Before you delve into this post, I’m going to let you in on a little secret that needs to be revealed before we go any further: I still watch pro wrestling.
In fact, I subscribe to World Wrestling Entertainment‘s WWE Network, a revolutionary subscription-based streaming service that gives die-hard fans access to more wrestling than they could ever dream of.
(Don’t @ me- it’s $10/month to watch all of the pay-per-views, including WrestleMania, as well as (nearly) everything the company has produced in the past 35 years. The adolescent in me wishes this was a thing 25 years ago.)
While I don’t watch Monday Night Raw and WWE Smackdown Live religiously, I still follow the storylines, because it’s the story that makes wrestling worth watching.
When the company tells a story the right way, it sucks you in.
And isn’t telling a story the right way, to the right audience, what good marketing is all about?
Granted, WWE has a rich history and thousands upon thousands of hours of content to pull from. They could easily rest on their laurels and sit back and watch the money roll in.
But the WWE marketing engine always operates at a high level.
Whether it’s the WWE’s Twitter handle, the WWE YouTube page, or email marketing that speaks to a certain persona, it’s all part of a cohesive storytelling effort that draws people in and makes them care about men and women engaging in a pre-determined (yet physically taxing) ballet in the squared circle.
I would love to see their content calendar.
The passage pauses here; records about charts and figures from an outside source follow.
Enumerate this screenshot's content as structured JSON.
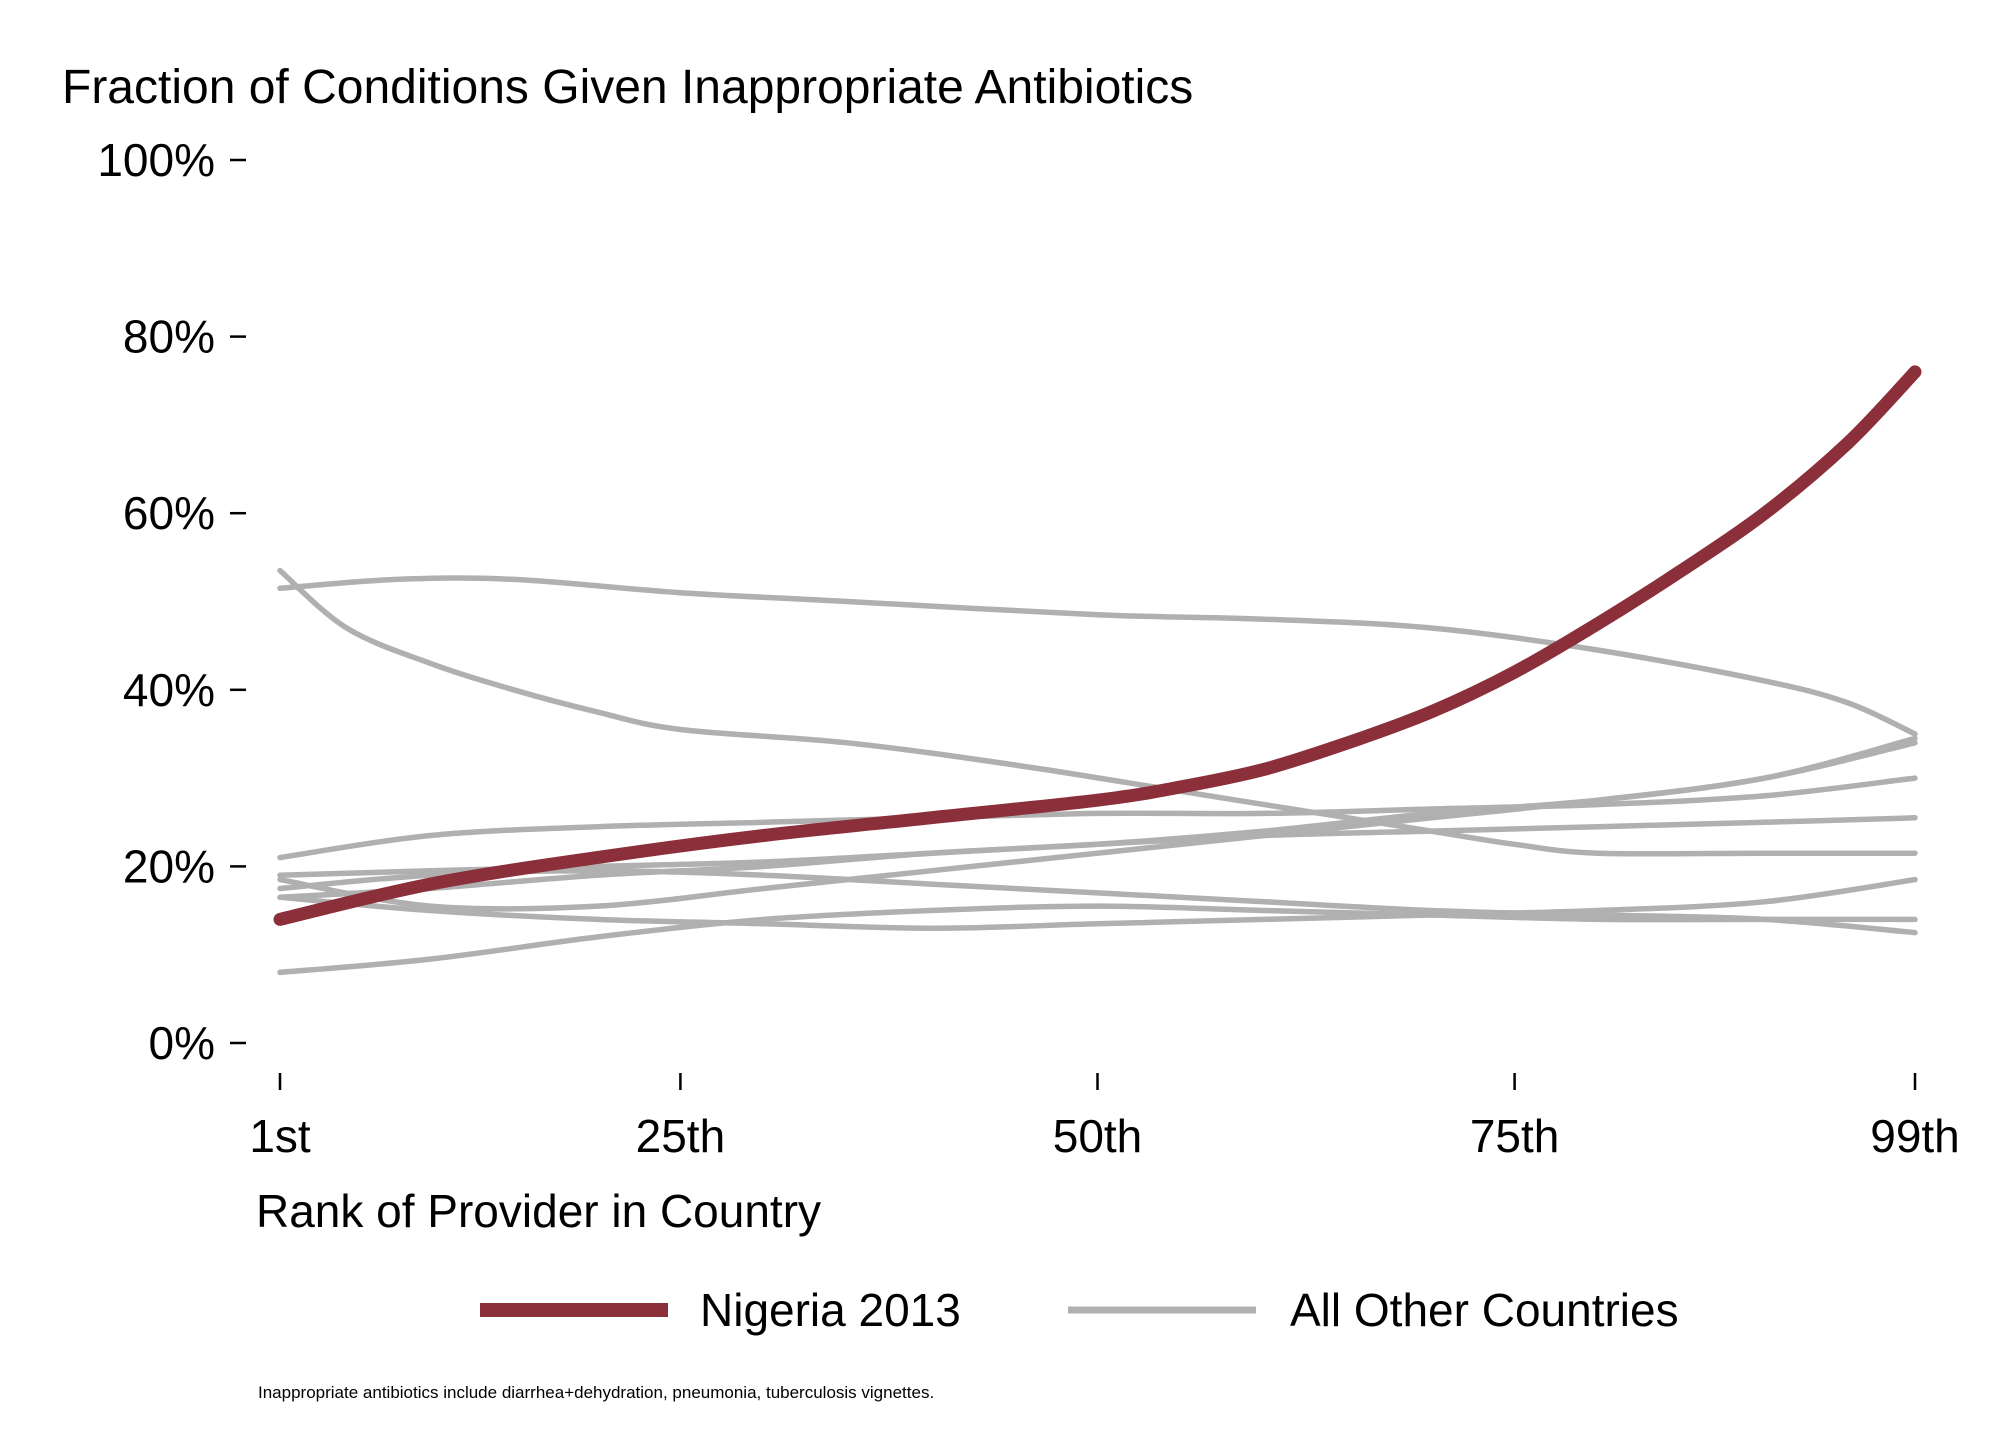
{
  "chart_data": {
    "type": "line",
    "title": "Fraction of Conditions Given Inappropriate Antibiotics",
    "xlabel": "Rank of Provider in Country",
    "ylabel": "",
    "xlim": [
      1,
      99
    ],
    "ylim": [
      0,
      1
    ],
    "x_ticks": [
      {
        "value": 1,
        "label": "1st"
      },
      {
        "value": 25,
        "label": "25th"
      },
      {
        "value": 50,
        "label": "50th"
      },
      {
        "value": 75,
        "label": "75th"
      },
      {
        "value": 99,
        "label": "99th"
      }
    ],
    "y_ticks": [
      {
        "value": 0,
        "label": "0%"
      },
      {
        "value": 0.2,
        "label": "20%"
      },
      {
        "value": 0.4,
        "label": "40%"
      },
      {
        "value": 0.6,
        "label": "60%"
      },
      {
        "value": 0.8,
        "label": "80%"
      },
      {
        "value": 1.0,
        "label": "100%"
      }
    ],
    "grid": false,
    "legend_position": "bottom",
    "legend": [
      {
        "label": "Nigeria 2013",
        "color": "#8b2f3a"
      },
      {
        "label": "All Other Countries",
        "color": "#b0b0b0"
      }
    ],
    "highlight": {
      "legend_label": "Nigeria 2013",
      "color": "#8b2f3a",
      "x": [
        1,
        10,
        20,
        30,
        40,
        50,
        55,
        60,
        65,
        70,
        75,
        80,
        85,
        90,
        95,
        99
      ],
      "y": [
        0.14,
        0.18,
        0.21,
        0.235,
        0.255,
        0.275,
        0.29,
        0.31,
        0.34,
        0.375,
        0.42,
        0.475,
        0.535,
        0.6,
        0.68,
        0.76
      ]
    },
    "other_series": {
      "legend_label": "All Other Countries",
      "color": "#b0b0b0",
      "series": [
        {
          "x": [
            1,
            8,
            15,
            25,
            35,
            50,
            60,
            70,
            80,
            90,
            95,
            99
          ],
          "y": [
            0.515,
            0.525,
            0.525,
            0.51,
            0.5,
            0.485,
            0.48,
            0.47,
            0.445,
            0.41,
            0.385,
            0.35
          ]
        },
        {
          "x": [
            1,
            5,
            10,
            15,
            20,
            25,
            35,
            45,
            55,
            65,
            70,
            75,
            80,
            90,
            99
          ],
          "y": [
            0.535,
            0.47,
            0.43,
            0.4,
            0.375,
            0.355,
            0.34,
            0.315,
            0.285,
            0.255,
            0.24,
            0.225,
            0.215,
            0.215,
            0.215
          ]
        },
        {
          "x": [
            1,
            10,
            20,
            30,
            40,
            50,
            60,
            70,
            80,
            90,
            99
          ],
          "y": [
            0.21,
            0.235,
            0.245,
            0.25,
            0.255,
            0.26,
            0.26,
            0.265,
            0.27,
            0.28,
            0.3
          ]
        },
        {
          "x": [
            1,
            10,
            20,
            30,
            40,
            50,
            60,
            70,
            80,
            90,
            99
          ],
          "y": [
            0.19,
            0.195,
            0.2,
            0.205,
            0.215,
            0.225,
            0.235,
            0.24,
            0.245,
            0.25,
            0.255
          ]
        },
        {
          "x": [
            1,
            10,
            20,
            30,
            40,
            50,
            60,
            70,
            80,
            90,
            99
          ],
          "y": [
            0.185,
            0.155,
            0.155,
            0.175,
            0.195,
            0.215,
            0.235,
            0.255,
            0.275,
            0.3,
            0.345
          ]
        },
        {
          "x": [
            1,
            10,
            20,
            30,
            40,
            50,
            60,
            70,
            80,
            90,
            99
          ],
          "y": [
            0.165,
            0.175,
            0.19,
            0.2,
            0.215,
            0.225,
            0.24,
            0.26,
            0.275,
            0.3,
            0.34
          ]
        },
        {
          "x": [
            1,
            10,
            20,
            30,
            40,
            50,
            60,
            70,
            80,
            90,
            99
          ],
          "y": [
            0.175,
            0.19,
            0.195,
            0.19,
            0.18,
            0.17,
            0.16,
            0.15,
            0.145,
            0.14,
            0.125
          ]
        },
        {
          "x": [
            1,
            10,
            20,
            30,
            40,
            50,
            60,
            70,
            80,
            90,
            99
          ],
          "y": [
            0.165,
            0.15,
            0.14,
            0.135,
            0.13,
            0.135,
            0.14,
            0.145,
            0.15,
            0.16,
            0.185
          ]
        },
        {
          "x": [
            1,
            10,
            20,
            30,
            40,
            50,
            60,
            70,
            80,
            90,
            99
          ],
          "y": [
            0.08,
            0.095,
            0.12,
            0.14,
            0.15,
            0.155,
            0.15,
            0.145,
            0.14,
            0.14,
            0.14
          ]
        }
      ]
    },
    "footnote": "Inappropriate antibiotics include diarrhea+dehydration, pneumonia, tuberculosis vignettes."
  }
}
That monstrosity has to be a master class in how to create and share content that resonates.
When you engage in marketing, you want to give the audience what they want.
Even if I haven’t watched the product in a few months, I can go to their YouTube channel and watch highlights from past shows that bring me up to speed within minutes.
Now, I’m right back in the community.
When you do marketing properly, you give people a sense of inclusion; like they are a part of something special.
When it comes to WWE, everything they create is geared for the fan, both casual and hardcore. They don’t discriminate.
What you get is a polished presentation of their overarching stories, complete with a wink and a nod that everyone is in on the same secret.
It’s how marketing should be, and the WWE marketing engine continues to hum along as their legions of fans follow close behind.